Well, unless you’re playing Outlast, of course.

In this case, my fear has nothing to do with what goes bump in the night. I’ve played The Witcher 3 before. Like many, I found myself enamored with the game’s visuals, soundtrack and early narrative. I look at The Witcher 3 and see a stunning testament to the power of game design.

Unfortunately, I also look at it and see a grocery list.

Within minutes, The Witcher 3 presents the player with possibilities. Along with the main quest, you are encouraged to play Gwent, pick flowers and accept contracts for the murder of dangerous beasts and bandits. It’s an amount of content that has been characterized as intimidating even by those who enjoy such things.

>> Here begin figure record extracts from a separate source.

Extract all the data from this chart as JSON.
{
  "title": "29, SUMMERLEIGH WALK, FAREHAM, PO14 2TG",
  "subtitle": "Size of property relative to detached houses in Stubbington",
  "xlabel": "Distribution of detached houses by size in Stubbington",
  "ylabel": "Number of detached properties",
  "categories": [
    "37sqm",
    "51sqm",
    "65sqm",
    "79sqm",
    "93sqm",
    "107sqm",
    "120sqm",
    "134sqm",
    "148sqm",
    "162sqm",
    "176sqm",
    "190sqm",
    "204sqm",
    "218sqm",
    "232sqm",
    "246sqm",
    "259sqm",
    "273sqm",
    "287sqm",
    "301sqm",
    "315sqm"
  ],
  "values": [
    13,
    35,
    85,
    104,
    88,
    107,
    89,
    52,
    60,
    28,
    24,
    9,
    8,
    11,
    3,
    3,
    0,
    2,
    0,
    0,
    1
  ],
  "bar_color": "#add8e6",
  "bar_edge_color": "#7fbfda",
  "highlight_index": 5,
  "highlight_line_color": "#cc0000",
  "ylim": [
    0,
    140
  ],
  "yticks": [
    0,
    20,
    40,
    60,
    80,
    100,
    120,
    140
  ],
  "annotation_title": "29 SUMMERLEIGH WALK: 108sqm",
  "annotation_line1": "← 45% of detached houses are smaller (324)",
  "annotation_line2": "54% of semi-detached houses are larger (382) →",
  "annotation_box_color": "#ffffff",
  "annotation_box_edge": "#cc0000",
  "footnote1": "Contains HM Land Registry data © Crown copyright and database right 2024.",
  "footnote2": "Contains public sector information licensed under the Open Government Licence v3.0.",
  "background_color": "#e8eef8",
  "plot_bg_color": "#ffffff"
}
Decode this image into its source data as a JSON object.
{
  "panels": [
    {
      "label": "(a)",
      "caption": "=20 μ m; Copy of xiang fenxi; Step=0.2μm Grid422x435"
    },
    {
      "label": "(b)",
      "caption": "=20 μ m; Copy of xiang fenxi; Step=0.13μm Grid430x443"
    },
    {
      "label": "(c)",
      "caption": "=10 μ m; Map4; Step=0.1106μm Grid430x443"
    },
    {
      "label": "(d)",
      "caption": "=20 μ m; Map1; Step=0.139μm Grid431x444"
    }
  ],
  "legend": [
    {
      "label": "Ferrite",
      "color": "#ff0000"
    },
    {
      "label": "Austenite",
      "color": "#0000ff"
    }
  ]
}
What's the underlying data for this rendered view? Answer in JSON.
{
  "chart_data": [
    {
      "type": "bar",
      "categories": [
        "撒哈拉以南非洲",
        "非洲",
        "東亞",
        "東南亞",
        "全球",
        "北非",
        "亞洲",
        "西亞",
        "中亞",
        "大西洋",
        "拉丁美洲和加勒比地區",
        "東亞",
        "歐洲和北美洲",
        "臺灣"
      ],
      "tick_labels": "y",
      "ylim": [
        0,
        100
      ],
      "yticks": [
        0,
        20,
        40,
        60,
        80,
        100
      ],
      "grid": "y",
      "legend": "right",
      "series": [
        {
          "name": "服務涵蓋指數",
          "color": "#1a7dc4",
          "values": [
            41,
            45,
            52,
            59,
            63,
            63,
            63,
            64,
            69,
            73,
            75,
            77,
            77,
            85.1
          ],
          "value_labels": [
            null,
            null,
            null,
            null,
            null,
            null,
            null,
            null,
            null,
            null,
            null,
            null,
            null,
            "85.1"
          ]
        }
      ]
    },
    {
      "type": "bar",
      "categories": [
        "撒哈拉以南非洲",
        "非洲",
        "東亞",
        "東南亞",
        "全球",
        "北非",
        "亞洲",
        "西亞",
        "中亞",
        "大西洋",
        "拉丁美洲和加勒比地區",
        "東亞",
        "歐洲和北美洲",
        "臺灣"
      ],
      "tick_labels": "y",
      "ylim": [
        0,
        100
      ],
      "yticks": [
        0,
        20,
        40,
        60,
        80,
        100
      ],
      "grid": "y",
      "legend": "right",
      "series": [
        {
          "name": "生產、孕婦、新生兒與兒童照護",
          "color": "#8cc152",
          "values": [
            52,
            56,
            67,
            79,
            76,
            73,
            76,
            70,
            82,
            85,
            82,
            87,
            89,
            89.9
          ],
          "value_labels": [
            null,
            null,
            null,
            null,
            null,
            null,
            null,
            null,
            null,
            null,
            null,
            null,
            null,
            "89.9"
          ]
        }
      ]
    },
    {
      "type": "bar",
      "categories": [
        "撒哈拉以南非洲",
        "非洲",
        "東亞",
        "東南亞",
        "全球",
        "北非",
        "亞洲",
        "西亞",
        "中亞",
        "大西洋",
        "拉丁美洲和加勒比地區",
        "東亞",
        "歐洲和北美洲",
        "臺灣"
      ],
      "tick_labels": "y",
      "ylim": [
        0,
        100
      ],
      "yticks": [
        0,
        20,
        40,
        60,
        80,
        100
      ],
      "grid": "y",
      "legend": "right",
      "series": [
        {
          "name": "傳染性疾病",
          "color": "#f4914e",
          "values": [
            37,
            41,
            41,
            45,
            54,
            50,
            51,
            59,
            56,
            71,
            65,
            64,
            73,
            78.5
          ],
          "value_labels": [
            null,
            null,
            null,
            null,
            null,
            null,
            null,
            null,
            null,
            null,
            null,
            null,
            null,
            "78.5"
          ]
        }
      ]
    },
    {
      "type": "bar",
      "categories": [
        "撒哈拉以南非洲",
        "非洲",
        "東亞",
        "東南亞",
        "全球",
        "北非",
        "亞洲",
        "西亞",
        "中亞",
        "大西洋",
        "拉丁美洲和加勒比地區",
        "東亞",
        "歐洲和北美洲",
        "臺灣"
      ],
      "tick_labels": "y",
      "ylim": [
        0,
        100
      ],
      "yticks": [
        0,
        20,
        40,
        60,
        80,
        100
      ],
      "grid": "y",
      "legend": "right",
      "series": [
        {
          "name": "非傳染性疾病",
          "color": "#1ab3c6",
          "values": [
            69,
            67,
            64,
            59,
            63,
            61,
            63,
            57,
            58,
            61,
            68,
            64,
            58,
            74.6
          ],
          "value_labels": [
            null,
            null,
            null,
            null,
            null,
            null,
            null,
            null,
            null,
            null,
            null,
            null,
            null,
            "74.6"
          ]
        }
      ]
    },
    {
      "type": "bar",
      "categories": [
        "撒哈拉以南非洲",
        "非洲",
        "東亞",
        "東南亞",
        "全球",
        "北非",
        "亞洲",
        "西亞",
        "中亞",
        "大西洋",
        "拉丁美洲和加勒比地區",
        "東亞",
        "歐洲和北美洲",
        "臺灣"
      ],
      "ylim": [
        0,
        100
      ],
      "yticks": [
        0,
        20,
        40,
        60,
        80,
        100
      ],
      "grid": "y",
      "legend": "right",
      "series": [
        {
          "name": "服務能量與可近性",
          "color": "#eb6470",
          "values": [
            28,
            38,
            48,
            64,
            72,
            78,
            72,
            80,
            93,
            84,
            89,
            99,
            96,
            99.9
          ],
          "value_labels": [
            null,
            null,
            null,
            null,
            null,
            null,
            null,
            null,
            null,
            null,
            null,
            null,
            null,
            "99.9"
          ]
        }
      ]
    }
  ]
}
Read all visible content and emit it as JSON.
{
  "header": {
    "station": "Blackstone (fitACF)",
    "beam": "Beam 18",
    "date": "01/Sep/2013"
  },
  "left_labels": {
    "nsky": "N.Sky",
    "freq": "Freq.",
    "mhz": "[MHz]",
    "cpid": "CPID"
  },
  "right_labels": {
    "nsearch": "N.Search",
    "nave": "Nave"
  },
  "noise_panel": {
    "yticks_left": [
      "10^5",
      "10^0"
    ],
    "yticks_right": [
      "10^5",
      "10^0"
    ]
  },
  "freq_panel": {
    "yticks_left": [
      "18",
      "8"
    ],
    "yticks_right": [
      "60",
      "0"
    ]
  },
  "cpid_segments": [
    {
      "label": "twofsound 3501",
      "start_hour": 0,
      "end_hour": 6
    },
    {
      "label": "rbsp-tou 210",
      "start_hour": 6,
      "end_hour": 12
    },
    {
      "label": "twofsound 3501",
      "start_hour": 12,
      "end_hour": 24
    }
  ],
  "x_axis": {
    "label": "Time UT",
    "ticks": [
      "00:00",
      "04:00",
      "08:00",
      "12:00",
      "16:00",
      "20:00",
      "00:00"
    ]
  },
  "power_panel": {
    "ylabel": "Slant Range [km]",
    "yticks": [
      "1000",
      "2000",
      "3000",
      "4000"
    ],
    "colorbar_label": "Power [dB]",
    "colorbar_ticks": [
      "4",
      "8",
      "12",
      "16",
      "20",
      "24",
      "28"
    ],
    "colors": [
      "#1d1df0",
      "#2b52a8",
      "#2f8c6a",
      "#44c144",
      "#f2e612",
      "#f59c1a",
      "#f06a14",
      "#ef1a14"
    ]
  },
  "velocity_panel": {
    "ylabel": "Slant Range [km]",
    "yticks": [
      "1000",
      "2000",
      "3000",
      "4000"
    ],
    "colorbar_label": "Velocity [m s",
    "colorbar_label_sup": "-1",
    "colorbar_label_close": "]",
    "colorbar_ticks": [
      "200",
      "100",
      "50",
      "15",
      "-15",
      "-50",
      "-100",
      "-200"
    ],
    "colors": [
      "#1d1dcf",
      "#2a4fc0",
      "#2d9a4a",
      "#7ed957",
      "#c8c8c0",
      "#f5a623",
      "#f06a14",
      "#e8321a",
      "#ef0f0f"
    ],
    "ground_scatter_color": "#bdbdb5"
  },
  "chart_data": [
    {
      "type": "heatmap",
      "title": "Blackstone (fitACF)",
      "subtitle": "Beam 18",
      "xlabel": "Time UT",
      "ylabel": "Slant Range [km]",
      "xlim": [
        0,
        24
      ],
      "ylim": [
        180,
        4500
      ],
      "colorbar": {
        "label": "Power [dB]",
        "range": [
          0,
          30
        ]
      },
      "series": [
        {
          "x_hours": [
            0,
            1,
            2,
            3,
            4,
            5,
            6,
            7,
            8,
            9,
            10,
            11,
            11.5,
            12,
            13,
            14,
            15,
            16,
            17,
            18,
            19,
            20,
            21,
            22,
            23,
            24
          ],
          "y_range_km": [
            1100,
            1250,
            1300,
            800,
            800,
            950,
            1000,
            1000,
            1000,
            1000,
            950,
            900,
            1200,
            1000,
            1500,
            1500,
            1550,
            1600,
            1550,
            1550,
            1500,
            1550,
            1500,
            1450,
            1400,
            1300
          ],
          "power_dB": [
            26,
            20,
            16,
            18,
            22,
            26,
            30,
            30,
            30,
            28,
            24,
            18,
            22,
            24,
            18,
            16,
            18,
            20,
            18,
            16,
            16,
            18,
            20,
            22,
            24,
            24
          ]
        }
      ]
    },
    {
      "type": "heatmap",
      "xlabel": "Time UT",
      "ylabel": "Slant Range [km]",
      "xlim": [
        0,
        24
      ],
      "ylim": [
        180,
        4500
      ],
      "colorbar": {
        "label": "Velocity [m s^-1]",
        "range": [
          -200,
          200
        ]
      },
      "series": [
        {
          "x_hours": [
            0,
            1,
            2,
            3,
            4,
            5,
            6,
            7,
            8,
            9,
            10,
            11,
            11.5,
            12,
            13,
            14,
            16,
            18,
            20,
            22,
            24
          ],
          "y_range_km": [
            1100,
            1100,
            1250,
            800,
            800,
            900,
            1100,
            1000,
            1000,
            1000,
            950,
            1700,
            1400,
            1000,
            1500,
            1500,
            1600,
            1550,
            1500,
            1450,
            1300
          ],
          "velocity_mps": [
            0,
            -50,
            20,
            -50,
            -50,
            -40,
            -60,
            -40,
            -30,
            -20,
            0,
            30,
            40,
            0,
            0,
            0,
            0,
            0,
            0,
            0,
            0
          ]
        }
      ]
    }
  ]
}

For me, the problem isn’t the amount of content that’s offered; it’s how it is presented to the player.

The moment we start to complain about the amount of content an epic RPG offers is the moment that we encourage developers to start giving us less to do in games. What is worth a grumble or two is the way that The Witcher 3 and many other open world games present these options as an ever-expanding grocery list. Discover the alchemy system? That goes on the list. Overheard a conversation about a beast terrorizing a local village? His extinction goes on the list.

That list is always with you. It’s waiting in some menu ready to intimidate you when you check your current objective. Some games, like Assassin’s Creed, even opt to put everything you can do on the minimap so it stares you right in the face. These lists aren’t harmful, but the only satisfaction that comes from a grocery list occurs when you check each item off. Otherwise, they exist to remind you of something left to do.

Why is it that we live in a time when sweeping epic fantasy worlds can be rendered in seconds, but we’re still beholden to such lists? How can a developer trust players to save a digital kingdom, but not trust them to keep track of their own progress?

What I dream of is a future where gaming grocery lists are organic. If there’s a griffin to be killed, let me overhear a conversation about it and make my own decisions. Allow me to stop, pick a rose, and determine if I wish to pursue its properties in alchemy. If these objectives are implemented organically into a larger experience, they cease to be objectives and become opportunities. They become the things we willingly pursue because they peak our interests. In this way, the satisfaction of everything offered to us in a game isn’t limited to the mere act of completion.

So what does an organic gaming grocery list look like? Well, it doesn’t look like anything at all. That’s what makes the prospect of one so very daunting and so incredibly appealing.